Govt move to bar double amputees challenged

  • Petitioner also sought SC’s intervention in the issue arguing that the move has violated human rights

Kathmandu, February 26 

A case has been filed at the Supreme Court demanding annulment of a provision of the country’s mountaineering expedition regulation that bars double amputees and blind persons from attempting to scale mountains, including Mt Everest.

Filing a writ petition at the apex court today, Madhav Prasad Chamlagain, who also represents persons with disabilities in the central executive board of the Federation of Nepali Journalists, challenged the government’s recent move to insert a sub-clause in the revised mountaineering expedition regulation imposing a ban on double amputees and blind persons from obtaining permit for climbing peaks.

The petitioner also sought the Supreme Court’s immediate intervention in the issue, arguing that the specific clause of the revised regulation violated human rights as granted by the constitution as well as the United Nations Convention on the Rights of Persons with Disabilities.

Chamlagain said that he was fighting for the rights of persons with disabilities which comprises around 15 per cent of the world population.

According to him, the Supreme Court will hear the case before the constitutional bench on March 7.

United Nations Convention on the Rights of Persons With Disabilities, to which Nepal is a party, says that States Parties recognise that all persons are equal before and under the law and are entitled without any discrimination to equal protection and equal benefit of the law.

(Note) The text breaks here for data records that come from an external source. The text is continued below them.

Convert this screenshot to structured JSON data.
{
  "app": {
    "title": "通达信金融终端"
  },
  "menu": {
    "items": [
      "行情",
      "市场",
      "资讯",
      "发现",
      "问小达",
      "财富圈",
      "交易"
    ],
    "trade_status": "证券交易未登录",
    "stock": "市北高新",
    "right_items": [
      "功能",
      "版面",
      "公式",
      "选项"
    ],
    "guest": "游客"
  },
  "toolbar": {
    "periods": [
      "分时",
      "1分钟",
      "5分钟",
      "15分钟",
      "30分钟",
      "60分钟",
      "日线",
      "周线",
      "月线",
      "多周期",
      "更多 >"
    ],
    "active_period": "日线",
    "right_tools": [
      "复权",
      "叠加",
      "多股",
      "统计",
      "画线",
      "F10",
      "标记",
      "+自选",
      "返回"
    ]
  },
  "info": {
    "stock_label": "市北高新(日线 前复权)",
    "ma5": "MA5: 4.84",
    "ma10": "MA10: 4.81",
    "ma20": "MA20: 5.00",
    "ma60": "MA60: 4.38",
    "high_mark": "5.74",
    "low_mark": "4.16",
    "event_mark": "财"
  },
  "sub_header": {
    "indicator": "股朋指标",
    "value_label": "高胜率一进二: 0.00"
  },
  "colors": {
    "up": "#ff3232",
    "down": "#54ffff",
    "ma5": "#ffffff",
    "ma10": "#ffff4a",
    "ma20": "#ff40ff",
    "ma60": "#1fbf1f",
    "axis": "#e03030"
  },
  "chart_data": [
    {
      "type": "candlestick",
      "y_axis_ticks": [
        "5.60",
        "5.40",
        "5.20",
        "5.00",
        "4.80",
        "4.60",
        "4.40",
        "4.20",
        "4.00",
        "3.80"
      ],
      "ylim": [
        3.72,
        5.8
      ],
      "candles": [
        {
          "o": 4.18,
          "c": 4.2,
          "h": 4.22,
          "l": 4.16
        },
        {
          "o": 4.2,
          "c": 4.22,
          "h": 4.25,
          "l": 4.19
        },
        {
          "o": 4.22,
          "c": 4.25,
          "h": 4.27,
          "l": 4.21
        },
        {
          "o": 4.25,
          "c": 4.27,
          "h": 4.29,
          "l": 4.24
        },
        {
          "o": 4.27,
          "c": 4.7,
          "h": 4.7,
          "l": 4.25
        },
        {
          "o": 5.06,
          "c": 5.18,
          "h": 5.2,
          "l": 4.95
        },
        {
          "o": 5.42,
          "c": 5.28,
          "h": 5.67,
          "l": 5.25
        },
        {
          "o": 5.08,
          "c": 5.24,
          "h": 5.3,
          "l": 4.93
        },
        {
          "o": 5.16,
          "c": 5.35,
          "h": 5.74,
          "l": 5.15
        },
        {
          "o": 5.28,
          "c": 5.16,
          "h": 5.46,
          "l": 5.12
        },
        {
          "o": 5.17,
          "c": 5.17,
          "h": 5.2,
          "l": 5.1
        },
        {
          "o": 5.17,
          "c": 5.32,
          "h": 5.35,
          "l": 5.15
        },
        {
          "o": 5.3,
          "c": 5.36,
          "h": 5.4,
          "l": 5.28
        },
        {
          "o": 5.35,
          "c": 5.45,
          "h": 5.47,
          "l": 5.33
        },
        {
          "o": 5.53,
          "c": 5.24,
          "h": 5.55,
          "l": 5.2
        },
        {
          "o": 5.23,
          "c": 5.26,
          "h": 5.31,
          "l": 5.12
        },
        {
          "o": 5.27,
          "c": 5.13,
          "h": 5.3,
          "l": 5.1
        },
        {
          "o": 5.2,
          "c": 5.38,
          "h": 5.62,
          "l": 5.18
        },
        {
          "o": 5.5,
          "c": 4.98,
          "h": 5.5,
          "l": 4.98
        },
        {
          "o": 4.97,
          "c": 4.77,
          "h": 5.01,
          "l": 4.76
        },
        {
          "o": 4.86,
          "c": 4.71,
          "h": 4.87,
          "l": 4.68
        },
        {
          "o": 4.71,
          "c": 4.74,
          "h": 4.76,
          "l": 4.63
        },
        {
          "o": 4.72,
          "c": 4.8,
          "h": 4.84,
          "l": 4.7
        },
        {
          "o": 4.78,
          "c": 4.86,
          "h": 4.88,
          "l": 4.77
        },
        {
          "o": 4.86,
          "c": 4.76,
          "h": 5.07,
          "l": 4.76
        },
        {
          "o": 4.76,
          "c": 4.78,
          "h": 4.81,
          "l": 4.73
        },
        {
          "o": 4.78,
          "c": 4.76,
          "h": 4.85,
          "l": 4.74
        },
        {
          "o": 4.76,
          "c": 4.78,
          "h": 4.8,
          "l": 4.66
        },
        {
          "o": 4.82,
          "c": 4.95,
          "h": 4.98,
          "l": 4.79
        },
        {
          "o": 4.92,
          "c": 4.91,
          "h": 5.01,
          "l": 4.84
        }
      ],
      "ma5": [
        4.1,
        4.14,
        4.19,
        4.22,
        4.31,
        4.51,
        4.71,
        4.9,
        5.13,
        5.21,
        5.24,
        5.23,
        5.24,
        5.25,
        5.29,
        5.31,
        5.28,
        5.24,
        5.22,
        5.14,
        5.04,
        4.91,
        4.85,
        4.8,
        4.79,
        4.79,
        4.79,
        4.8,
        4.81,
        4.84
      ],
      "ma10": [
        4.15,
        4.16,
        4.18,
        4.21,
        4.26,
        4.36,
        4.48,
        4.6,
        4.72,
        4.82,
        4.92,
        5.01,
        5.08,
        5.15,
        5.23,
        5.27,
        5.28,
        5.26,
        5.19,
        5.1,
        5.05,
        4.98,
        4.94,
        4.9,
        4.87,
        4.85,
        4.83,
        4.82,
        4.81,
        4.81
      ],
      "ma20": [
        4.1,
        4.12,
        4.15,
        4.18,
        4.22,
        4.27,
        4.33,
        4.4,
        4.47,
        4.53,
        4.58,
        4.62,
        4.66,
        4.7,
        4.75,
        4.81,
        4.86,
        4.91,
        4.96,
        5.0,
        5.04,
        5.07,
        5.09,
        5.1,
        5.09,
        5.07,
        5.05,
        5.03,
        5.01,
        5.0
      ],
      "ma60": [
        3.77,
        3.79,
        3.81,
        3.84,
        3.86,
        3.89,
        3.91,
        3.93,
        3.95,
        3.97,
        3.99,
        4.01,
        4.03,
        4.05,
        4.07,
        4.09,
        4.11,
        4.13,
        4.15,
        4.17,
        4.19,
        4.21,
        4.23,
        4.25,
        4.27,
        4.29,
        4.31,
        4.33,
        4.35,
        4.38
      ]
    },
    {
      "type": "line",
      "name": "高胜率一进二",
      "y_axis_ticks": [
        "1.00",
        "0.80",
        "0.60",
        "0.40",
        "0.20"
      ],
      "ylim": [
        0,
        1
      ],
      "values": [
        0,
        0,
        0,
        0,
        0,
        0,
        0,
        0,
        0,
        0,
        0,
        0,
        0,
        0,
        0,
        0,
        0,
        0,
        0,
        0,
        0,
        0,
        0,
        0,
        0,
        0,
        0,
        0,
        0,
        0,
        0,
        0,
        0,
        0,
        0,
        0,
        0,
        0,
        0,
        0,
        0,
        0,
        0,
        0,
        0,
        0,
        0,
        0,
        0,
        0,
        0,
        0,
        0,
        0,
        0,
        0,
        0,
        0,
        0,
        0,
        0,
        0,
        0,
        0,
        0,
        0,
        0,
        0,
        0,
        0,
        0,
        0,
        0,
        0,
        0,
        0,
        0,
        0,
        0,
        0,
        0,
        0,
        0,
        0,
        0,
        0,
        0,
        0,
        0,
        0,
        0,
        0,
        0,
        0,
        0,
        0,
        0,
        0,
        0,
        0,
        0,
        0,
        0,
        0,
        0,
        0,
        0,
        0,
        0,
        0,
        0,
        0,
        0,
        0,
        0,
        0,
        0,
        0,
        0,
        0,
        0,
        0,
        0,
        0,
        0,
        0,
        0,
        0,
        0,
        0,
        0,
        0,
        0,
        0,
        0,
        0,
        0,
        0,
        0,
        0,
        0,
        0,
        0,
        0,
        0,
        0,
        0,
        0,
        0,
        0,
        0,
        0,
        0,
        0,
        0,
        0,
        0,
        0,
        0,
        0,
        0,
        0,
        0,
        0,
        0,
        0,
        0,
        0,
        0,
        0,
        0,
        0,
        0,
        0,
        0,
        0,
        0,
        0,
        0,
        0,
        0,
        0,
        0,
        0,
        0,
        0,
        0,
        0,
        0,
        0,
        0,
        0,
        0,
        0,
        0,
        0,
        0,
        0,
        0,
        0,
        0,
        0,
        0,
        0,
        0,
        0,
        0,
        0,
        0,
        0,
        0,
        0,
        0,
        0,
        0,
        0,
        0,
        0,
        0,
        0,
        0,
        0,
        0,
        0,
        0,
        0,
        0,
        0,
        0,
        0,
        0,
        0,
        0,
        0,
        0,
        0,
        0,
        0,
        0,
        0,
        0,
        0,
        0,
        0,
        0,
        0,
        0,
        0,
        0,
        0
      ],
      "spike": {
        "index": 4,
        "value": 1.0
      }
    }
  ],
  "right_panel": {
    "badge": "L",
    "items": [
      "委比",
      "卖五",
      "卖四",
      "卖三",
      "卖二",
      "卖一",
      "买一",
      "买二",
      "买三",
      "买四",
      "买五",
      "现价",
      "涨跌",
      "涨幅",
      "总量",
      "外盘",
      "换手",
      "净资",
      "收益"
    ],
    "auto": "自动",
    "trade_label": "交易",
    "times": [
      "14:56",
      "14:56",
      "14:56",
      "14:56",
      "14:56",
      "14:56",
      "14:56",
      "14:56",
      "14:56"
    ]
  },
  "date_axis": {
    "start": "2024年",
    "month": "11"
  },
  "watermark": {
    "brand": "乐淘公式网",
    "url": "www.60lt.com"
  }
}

“States Parties shall prohibit all discrimination on the basis of disability and guarantee to persons with disabilities equal and effective legal protection against discrimination on all grounds.”

The petitioner also referred to the specific constitutional provisions that ensure the rights of persons with disabilities.

“The new mountaineering rule is against constitutional rights,” he argued.

Earlier, the government’s move to bar differently-abled persons, including those with double amputation from climbing peaks, had drawn wide criticism around the world.

Former British Gurkha soldier Hari Budha Magar, who lost both his legs in wars, was forced to cancel his plan to climb Mt Everest citing the government’s ‘discriminatory’ rule.

Reacting to the government’s move, Ambassador of the United States to Nepal Alaina B Teplitz and double amputee actor as well as trauma casualty simulator Darren Swift, Chairman of the Conquering Dreams Expedition Ian Rigden, President of the World Blind Union Fredric Schroeder and National Federation of the Disabled-Nepal, among others, had advocated accessible tourism for all irrespective of their physical abilities.

According to climbing records, Erik Weihenmayer of US (blind), New Zealander Mark Inglis (double leg amputee), Arunima Sinha of India (without left leg), Rob Hill of Canada (with Crohn’s disease) and Nepali-born Canadian Sudarshan Gautam (double-hand amputee), among others, successfully scaled Mt Everest in the past. Budha Magar also became the first double amputee above the knee to climb Mera Peak ((6,476m), the country’s highest trekking peak, last autumn.